Calcium clamp in isolated neurones of the snail Helix pomatia.

1. Intracellular free calcium concentration ([Ca2+]i) in isolated non-identified Helix pomatia neurones has been clamped at different physiologically significant levels by a feedback system between the fluorescent signal of fura-2 probe loaded into the cell and ionophoretic injection of Ca2+ ions through a CaCl2-loaded microelectrode. The membrane potential of the neurone has also been clamped using a conventional two-microelectrode method. 2. Special measurements have shown that the transport indices of injecting microelectrodes filled with 50 mM CaCl2 are quite variable (0.11 +/- 0.06, mean +/- S.D.). However, for each electrode the transport indices remained stable during several injection trials into a solution drop having the size of a neurone. The spread of calcium ions from the tip of the microelectrode across the cytosol of the neurone terminated within 2-4 s.
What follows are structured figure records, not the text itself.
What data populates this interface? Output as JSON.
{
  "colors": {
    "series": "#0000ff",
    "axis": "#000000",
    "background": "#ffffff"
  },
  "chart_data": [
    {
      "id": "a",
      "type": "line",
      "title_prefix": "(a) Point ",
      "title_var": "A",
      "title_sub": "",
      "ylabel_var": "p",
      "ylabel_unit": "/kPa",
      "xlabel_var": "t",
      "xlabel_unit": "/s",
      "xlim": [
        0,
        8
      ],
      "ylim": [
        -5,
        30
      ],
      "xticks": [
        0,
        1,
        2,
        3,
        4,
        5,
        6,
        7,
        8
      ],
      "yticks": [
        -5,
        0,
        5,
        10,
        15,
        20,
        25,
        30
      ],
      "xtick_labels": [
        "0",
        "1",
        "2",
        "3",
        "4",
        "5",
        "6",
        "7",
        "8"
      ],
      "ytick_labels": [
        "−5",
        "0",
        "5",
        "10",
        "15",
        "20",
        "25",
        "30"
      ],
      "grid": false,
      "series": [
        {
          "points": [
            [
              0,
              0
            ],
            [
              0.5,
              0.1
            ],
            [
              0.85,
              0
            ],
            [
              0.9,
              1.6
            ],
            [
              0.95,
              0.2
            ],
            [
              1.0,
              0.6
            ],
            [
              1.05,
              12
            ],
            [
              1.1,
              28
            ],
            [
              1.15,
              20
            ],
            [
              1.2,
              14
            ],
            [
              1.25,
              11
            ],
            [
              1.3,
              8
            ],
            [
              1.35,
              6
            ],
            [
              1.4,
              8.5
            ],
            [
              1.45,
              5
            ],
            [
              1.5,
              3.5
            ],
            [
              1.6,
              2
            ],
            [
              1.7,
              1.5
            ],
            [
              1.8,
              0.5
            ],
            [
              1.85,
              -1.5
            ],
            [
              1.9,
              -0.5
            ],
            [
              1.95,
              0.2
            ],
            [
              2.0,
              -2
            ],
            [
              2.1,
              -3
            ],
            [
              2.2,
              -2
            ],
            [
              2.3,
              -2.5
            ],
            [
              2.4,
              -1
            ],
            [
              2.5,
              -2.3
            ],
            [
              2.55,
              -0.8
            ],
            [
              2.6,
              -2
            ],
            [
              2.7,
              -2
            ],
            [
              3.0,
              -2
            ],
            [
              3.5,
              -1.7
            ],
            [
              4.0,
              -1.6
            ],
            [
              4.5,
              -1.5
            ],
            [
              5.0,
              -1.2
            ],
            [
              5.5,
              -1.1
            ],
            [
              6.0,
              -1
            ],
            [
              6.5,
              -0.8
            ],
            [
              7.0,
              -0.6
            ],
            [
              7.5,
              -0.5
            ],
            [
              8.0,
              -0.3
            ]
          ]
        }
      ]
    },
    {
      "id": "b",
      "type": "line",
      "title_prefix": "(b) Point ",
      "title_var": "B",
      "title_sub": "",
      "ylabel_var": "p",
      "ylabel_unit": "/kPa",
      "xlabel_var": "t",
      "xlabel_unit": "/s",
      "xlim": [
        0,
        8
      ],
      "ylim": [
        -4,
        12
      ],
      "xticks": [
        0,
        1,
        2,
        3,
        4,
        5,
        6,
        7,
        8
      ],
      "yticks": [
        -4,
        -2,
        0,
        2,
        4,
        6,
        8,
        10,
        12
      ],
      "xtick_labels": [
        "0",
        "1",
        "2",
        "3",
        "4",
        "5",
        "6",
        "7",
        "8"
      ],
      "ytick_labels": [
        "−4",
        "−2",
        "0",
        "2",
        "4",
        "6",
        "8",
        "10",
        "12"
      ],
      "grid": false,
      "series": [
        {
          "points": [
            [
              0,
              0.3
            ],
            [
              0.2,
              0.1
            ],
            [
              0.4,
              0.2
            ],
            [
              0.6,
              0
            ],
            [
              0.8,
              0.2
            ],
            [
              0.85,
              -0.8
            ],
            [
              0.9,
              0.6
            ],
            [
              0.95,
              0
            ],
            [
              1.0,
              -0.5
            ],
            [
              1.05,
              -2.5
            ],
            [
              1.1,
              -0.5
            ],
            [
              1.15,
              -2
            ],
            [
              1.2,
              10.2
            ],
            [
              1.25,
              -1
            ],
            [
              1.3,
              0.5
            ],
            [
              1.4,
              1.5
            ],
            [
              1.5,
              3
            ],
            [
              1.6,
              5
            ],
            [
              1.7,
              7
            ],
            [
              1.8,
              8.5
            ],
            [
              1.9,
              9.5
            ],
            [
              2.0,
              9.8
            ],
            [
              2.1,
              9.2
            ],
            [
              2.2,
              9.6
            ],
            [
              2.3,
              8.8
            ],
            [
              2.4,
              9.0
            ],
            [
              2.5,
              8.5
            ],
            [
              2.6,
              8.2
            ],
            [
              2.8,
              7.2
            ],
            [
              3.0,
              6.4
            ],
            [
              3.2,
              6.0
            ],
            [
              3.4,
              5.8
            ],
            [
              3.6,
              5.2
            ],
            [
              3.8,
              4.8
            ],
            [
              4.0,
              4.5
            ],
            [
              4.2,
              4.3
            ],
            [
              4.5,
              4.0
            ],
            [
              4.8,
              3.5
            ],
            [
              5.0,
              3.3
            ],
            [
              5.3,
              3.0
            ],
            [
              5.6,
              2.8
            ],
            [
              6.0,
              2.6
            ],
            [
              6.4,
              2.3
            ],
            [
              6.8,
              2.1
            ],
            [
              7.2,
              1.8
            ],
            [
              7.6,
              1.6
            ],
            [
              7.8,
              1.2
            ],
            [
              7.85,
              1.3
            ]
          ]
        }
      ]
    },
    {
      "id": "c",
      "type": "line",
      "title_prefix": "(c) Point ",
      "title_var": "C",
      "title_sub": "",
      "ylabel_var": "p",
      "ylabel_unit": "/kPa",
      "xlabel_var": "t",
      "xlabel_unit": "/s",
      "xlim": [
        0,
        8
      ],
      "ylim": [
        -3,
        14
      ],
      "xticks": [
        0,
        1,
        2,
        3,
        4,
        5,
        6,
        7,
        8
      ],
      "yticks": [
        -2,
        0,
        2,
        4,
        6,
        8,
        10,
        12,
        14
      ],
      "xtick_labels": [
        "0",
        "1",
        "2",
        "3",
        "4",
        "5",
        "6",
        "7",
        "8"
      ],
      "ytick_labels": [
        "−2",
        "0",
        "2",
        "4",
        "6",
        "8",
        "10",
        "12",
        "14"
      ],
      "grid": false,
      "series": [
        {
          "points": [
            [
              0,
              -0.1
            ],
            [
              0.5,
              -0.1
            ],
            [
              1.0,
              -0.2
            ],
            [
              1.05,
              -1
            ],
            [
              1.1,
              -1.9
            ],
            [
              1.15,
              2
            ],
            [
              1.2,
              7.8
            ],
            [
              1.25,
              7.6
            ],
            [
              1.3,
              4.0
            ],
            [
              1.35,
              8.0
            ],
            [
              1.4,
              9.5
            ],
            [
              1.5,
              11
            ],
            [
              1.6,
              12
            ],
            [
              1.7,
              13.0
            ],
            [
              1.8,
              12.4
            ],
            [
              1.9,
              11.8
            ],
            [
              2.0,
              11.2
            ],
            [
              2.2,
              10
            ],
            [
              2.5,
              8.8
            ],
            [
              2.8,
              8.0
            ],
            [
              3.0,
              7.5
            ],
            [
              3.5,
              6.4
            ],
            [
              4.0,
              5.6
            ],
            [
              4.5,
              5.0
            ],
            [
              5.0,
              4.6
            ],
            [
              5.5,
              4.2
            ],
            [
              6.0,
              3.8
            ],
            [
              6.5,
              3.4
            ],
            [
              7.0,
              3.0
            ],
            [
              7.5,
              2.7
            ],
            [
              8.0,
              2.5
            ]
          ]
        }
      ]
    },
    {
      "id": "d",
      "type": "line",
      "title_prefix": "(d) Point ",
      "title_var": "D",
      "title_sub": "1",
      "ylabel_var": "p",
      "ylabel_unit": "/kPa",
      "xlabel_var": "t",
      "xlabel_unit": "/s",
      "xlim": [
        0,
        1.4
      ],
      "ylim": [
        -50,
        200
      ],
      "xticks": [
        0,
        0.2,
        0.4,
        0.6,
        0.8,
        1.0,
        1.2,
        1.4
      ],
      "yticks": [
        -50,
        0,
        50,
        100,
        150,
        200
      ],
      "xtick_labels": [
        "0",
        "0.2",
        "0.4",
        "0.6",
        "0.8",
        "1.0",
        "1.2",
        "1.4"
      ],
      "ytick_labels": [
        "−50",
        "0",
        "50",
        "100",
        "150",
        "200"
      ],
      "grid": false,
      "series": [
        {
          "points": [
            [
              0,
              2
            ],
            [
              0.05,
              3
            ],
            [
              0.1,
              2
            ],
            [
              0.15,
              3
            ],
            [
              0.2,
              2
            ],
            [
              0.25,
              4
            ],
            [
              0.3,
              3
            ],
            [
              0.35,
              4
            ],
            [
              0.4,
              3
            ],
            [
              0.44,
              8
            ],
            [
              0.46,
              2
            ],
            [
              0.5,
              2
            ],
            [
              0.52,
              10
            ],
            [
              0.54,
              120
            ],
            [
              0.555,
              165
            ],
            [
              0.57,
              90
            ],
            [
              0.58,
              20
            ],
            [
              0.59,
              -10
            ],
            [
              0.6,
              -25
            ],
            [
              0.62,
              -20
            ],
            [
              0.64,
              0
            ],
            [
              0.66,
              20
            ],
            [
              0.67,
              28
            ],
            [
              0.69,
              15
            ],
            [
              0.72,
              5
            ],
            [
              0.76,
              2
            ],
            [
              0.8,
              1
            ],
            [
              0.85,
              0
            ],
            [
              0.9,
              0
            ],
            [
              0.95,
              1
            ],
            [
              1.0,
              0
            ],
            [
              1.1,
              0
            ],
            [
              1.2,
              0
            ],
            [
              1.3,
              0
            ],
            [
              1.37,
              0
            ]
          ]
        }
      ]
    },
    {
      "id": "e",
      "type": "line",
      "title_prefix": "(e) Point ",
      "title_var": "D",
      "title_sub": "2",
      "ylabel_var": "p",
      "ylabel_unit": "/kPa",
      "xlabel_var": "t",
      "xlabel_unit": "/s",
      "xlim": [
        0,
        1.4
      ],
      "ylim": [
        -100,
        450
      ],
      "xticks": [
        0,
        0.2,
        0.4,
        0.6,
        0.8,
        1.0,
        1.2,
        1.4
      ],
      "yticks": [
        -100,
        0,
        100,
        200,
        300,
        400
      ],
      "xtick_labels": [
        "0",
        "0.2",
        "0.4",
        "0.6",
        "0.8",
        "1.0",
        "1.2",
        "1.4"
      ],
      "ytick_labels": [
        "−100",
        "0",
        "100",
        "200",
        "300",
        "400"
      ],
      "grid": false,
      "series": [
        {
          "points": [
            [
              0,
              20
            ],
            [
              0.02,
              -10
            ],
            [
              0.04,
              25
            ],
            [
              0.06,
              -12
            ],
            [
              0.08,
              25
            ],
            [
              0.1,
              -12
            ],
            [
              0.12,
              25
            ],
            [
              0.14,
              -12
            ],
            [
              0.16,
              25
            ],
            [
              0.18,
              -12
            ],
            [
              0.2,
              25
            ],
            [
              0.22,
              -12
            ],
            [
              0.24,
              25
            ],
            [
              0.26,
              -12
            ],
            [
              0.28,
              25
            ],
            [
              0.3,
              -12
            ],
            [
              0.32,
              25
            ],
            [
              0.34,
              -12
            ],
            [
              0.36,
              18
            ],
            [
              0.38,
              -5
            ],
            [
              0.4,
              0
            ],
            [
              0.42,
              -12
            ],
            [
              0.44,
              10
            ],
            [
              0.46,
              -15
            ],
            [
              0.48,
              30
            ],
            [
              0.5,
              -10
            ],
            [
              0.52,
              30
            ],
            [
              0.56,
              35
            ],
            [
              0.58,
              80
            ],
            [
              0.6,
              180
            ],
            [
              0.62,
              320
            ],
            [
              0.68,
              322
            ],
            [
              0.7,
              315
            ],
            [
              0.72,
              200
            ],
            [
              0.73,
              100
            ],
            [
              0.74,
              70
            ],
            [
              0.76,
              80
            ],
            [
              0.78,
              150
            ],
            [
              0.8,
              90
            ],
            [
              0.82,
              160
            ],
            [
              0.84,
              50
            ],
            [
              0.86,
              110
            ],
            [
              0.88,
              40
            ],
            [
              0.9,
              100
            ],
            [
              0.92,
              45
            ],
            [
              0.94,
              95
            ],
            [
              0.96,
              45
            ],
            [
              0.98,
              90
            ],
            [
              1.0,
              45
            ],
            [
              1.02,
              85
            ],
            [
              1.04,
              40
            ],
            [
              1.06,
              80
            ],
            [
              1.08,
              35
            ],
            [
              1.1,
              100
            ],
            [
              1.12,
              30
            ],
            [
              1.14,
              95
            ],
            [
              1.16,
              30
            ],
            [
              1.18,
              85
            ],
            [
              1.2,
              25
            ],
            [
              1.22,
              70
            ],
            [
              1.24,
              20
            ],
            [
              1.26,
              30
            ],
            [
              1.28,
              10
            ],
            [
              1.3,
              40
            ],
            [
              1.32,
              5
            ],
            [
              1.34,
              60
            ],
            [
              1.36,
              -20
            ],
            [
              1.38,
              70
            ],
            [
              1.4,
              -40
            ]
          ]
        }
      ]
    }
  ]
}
The spatial difference in [Ca2+]i at this time did not exceed 10%. 3. Clamping of [Ca2+]i at a new increased level was accompanied by a transient of the Ca(2+)-injecting current. To increase [Ca2+]i by 0.1 microM, the amount of calcium ions injected during this stage had to be 36 +/- 20 microM Ca2+ per cell volume. Obviously, this transient represents the filling of a fast cytosolic buffer which has to be saturated to reach a new increased level of [Ca2+]i. It was followed by a steady component of Ca(2+)-injecting current, which was quite low (corresponding to injection of 0.39 +/- 0.20 microM s-1 for a 0.1 microM change of [Ca2+]i). This may represent the functioning of Ca(2+)-eliminating systems and corresponds to a similar amount of Ca2+ extruded from the cytoplasm. 4. Changes in the injection current also developed when Ca2+ influx through the membrane was triggered by the activation of voltage-gated calcium channels. The amount of Ca2+ entering the cell during the first seconds of depolarization to--15 mV was equal to 0.59 +/- 0.31 microM s-1 per cell volume. 5. No activation of Ca(2+)-dependent potassium current was observed during the changes in [Ca2+]i to levels exceeding the basal one by several times. Obviously, to activate this current, a much stronger increase in [Ca2+]i is needed in the immediate vicinity of the corresponding channels.